Farmer v. State, 29A05-0810-CR-609
5th Dist., 07-09-09, Ind.App. 908 N.E.2d 1192
Attorney: Steven Stoesz
Holding: Trial court committed harmless error by refusing to allow Defendant to cross-examine a police officer on his self-serving statements made during his interview. The common law doctrine of completeness applies not only to writings but also oral conversations. Therefore, it will always be proper to cross-examine and to impeach an officer testifying about a conversation with a defendant. The doctrine of completeness applies even to self-serving hearsay statements. However, failure to allow a defendant to cross-examine a police officer on the self-serving portions of his statement may constitute harmless error. When a defendant is testifying in person, he is free to tell his version of the entire matter as he sees fit. McElroy v. State, 553 N.E.2d 835, 839-40 (Ind. 1990).

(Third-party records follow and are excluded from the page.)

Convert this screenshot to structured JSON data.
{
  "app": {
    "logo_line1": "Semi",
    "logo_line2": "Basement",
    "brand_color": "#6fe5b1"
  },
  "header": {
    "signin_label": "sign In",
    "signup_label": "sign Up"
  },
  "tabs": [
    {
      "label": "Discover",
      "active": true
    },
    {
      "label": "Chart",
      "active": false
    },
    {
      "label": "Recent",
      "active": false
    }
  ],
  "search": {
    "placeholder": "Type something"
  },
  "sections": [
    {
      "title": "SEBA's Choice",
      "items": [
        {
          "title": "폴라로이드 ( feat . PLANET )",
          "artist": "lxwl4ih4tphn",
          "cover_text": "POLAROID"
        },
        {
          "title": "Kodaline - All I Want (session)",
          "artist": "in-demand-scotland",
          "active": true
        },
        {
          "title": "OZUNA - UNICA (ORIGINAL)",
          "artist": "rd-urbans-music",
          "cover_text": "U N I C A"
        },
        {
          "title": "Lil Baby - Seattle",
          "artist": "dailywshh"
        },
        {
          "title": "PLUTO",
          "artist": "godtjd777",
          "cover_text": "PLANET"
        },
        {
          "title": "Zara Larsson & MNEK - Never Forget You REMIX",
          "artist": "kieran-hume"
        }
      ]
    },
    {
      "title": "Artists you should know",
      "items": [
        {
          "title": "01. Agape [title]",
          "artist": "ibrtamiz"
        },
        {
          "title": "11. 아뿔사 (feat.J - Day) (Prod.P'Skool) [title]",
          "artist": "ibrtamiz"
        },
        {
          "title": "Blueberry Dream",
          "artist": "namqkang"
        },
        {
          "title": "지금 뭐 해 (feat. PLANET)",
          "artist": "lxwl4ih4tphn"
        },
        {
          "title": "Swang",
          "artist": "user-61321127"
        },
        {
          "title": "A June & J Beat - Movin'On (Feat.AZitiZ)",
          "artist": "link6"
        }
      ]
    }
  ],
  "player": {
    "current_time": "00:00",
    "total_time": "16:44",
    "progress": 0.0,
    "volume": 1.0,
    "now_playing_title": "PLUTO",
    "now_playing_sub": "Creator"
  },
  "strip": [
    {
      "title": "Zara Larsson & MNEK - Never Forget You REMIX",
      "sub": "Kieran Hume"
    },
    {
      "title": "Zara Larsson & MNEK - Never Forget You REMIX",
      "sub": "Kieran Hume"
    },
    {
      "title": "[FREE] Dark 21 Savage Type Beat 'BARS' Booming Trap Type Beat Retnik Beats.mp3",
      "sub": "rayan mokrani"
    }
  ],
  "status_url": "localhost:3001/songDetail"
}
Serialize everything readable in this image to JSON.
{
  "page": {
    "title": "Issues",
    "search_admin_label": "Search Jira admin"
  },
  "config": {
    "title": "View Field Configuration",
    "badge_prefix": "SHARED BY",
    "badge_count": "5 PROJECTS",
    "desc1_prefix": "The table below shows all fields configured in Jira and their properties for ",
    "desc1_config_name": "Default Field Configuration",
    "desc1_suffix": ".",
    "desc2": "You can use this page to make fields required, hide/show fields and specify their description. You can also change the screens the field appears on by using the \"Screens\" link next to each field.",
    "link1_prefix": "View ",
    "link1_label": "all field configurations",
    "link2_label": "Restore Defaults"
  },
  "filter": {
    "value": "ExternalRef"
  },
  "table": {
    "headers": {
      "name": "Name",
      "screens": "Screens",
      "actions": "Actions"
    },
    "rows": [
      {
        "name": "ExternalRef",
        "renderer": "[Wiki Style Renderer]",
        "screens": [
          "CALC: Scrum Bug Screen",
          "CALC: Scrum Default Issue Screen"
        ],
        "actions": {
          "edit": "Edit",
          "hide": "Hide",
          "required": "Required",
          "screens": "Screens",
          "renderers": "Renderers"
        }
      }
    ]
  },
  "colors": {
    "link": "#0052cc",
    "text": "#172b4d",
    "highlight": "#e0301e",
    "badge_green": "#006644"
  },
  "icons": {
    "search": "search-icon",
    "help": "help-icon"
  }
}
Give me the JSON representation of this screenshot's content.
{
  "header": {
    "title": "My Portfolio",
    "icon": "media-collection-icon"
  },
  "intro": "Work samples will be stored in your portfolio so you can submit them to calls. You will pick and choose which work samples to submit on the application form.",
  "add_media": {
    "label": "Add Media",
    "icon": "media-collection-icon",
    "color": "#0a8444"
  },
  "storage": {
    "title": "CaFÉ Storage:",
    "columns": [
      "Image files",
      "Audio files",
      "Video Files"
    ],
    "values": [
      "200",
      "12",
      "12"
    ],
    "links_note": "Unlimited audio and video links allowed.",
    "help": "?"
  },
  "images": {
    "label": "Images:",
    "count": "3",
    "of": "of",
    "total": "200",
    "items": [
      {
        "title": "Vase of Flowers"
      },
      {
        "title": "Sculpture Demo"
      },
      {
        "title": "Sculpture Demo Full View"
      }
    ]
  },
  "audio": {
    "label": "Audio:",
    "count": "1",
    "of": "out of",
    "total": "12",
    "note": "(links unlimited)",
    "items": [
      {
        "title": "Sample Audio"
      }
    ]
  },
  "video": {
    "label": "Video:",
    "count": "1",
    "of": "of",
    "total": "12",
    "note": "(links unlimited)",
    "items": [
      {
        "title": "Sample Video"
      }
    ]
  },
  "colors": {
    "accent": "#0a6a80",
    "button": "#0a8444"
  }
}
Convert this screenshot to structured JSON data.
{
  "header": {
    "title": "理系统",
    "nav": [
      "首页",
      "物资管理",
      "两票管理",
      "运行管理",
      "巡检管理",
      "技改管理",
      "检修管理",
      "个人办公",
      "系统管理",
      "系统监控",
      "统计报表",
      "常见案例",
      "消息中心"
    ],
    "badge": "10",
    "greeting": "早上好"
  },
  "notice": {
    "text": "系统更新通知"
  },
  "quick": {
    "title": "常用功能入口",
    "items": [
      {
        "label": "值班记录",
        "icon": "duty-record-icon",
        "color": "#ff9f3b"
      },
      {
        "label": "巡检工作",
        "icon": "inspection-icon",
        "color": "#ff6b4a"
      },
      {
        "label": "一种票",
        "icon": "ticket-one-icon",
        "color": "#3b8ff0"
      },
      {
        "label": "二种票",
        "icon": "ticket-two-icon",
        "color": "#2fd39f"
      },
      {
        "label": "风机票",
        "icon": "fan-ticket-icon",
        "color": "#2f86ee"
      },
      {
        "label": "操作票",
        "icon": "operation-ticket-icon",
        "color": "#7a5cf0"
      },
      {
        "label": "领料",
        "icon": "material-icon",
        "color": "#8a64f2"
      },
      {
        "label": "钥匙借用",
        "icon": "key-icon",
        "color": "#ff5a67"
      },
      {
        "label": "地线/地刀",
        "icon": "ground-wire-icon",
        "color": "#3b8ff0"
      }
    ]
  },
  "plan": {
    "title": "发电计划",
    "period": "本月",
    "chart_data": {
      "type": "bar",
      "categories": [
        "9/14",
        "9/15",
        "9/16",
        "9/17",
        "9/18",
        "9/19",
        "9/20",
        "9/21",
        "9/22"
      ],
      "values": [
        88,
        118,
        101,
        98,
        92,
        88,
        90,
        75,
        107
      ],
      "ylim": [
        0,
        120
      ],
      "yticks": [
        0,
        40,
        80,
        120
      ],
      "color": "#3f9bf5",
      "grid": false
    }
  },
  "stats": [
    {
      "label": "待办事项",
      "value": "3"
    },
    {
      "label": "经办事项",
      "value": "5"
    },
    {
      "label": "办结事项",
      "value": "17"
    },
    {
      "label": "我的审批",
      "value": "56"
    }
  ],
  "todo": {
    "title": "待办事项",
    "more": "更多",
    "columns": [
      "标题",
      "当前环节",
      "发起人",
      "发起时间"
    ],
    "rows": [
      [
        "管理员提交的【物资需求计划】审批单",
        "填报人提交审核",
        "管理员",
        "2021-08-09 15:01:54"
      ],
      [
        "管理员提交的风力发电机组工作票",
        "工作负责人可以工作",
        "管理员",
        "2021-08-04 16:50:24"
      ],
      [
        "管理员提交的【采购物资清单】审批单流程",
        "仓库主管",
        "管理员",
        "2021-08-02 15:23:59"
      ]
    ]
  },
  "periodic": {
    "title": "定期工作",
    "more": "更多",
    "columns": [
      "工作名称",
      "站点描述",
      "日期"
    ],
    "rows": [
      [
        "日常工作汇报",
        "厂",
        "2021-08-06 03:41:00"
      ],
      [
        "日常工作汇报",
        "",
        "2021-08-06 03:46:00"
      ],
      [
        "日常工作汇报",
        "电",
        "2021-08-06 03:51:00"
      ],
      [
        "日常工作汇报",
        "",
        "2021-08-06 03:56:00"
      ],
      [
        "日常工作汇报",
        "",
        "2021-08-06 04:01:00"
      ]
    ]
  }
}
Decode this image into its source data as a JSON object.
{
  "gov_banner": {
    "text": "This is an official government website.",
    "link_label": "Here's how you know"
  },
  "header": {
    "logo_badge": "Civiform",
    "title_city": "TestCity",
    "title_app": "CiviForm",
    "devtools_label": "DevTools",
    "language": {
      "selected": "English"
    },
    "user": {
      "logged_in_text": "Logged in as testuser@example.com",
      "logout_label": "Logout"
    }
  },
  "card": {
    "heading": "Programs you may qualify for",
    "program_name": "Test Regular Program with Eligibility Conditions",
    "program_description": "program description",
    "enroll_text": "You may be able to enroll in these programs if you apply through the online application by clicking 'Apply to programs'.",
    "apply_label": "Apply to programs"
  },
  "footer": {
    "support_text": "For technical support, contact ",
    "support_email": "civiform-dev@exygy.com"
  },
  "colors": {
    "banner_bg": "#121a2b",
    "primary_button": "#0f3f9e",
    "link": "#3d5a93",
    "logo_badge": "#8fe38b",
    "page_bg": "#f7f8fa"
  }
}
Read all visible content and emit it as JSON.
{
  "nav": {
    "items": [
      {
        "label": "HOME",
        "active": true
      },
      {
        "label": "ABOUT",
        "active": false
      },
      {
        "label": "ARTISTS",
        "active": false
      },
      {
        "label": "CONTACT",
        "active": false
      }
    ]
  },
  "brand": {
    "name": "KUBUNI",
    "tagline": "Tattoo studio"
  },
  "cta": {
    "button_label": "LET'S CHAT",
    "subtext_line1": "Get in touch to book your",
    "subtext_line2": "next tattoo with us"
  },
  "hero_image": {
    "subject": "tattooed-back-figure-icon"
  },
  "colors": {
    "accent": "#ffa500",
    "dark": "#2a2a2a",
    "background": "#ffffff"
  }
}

Here, State put into evidence Defendant’s admission to police that he was in the victim’s home where he and the victim got into a struggle, that he taped her hands and feet and that he took her bank cards and jewelry. Trial court did not permit Defendant from crossing the officer about his denials made in the same interview that he sexually assaulted the victim and used a weapon. But, Defendant testified at length explaining his statement to the police. He also testified that the victim’s husband had asked him to stage a burglary at his house. Also, there was substantial evidence of Defendant’s guilt. Thus, even though under the doctrine of completeness Defendant should have been permitted to cross on his self-serving statements, Defendant has not shown reversible error. Held, judgment affirmed.